Typically, a company adopts a single stock option plan that meets the requirements for ISO options, but allows for grants of both ISO options and NSO options. The type of option is then determined by the Stock Option Agreement signed between the company and the employee.

As an employee, there are typically 3 documents associated with an option grant:

  1. Stock Option Plan - The plan adopted by the stockholders that outlines the key components of the stock option plan, such as who has authority to issue options, the type of people eligible for options and the number of shares available for grant. This plan can be amended by the board. This plan is incorporated by reference in the Stock Option Agreement and the Notice of Grant. This is not a document that you sign. The key things to be familiar with in this agreement are the size of the employee option pool and the types of options allowed.
  2. Stock Option Agreement - The agreement between you and the company that details what type of option you are receiving, details of the vesting provisions, change of control events, transferability, etc. You’ll need to sign this document (usually only once).
  3. Notice of Stock Option Grant - The actual grant of options. Typically a one page document that states the key criteria for the grant: date, # of options, vesting schedule, exercise price, etc. You’ll receive and sign these documents with every new grant.

How options are priced

ISOs are required to be granted with an exercise price at fair market value, while NSOs can be granted at any value (typically at or below fair market value).


Pre-409A: (I’m including this paragraph for nostalgia…) Options were priced by the board from time to time.
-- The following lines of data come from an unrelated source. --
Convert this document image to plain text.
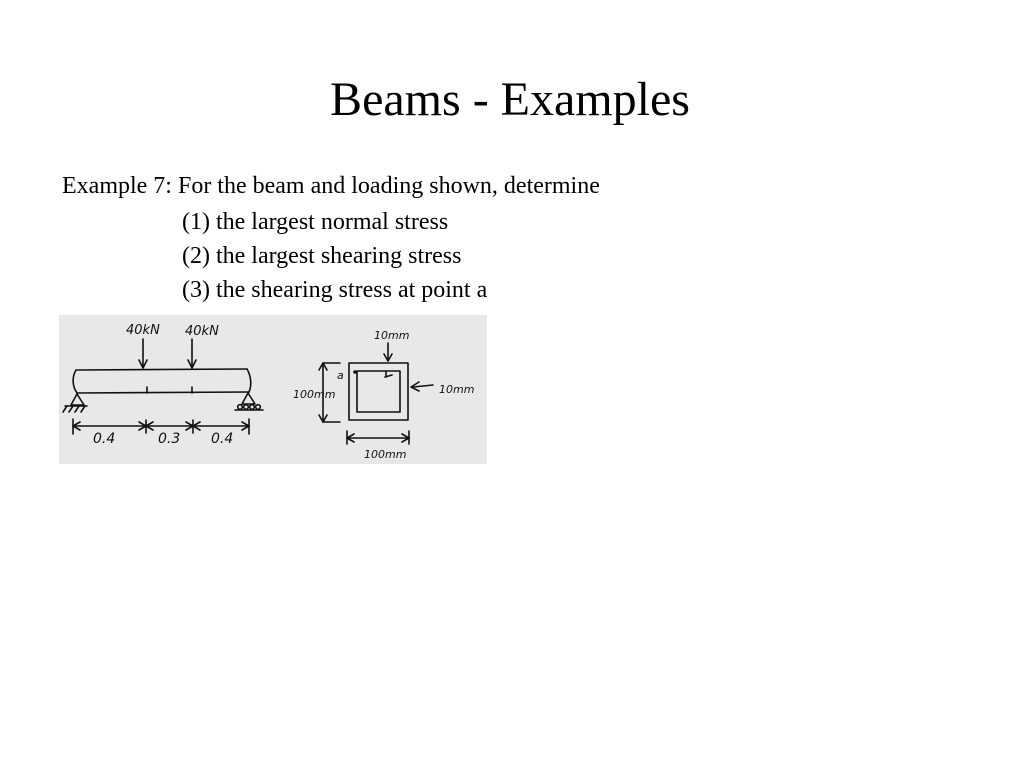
Beams - Examples
Example 7: For the beam and loading shown, determine
(1) the largest normal stress
(2) the largest shearing stress
(3) the shearing stress at point a
40kN 40kN
0.4	0.3 0.4
10mm
10mm
100mm
100mm
a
After reviewing the progress of the company the board would raise (or lower) the price of common stock based on the progress of the company. This price was always at a discount to the preferred price (the price investors pay), representing the additional value of the preferred stock privileges. Generally common stock was priced at 5-15% of the preferred price.

Post-409A, things are different (and way more expensive). Brad Feld’s posts on 409A are the most complete I’ve seen, but I’ll summarize the impacts here. To avoid 409A penalties, the fair market value (FMV) of the options is typically determined by an external appraisal. Costing ~$10K, these appraisals are an important component of 409A avoidance. ISOs are then issued with exercise prices determined by the valuation. Section 409A also strongly encourages NSO prices to be set at FMV. If they are set below FMV, 409A requires that employees pay taxes on the difference between the exercise price and fair market value when the option vests. This means that startup employees could end up paying taxes on unexercised vested options that have no liquid market for sale. Penalties ensue if the IRS determines that the startup issued options below FMV and the employees did not pay taxes when they vested their options.

Startups need to update their option valuations from time to time to keep their option grants in line with the value of the options. 409A safe-harbor provisions require independent valuations to have been conducted within the prior 12 months. Significant events (patents issued, big partnerships, etc.), would trigger a need for a revaluation. Presumably, follow up appraisals can be had at a discount to the initial appraisal.

All grants made after a price increase would of course carry the new exercise price, and prior grants would be unaffected.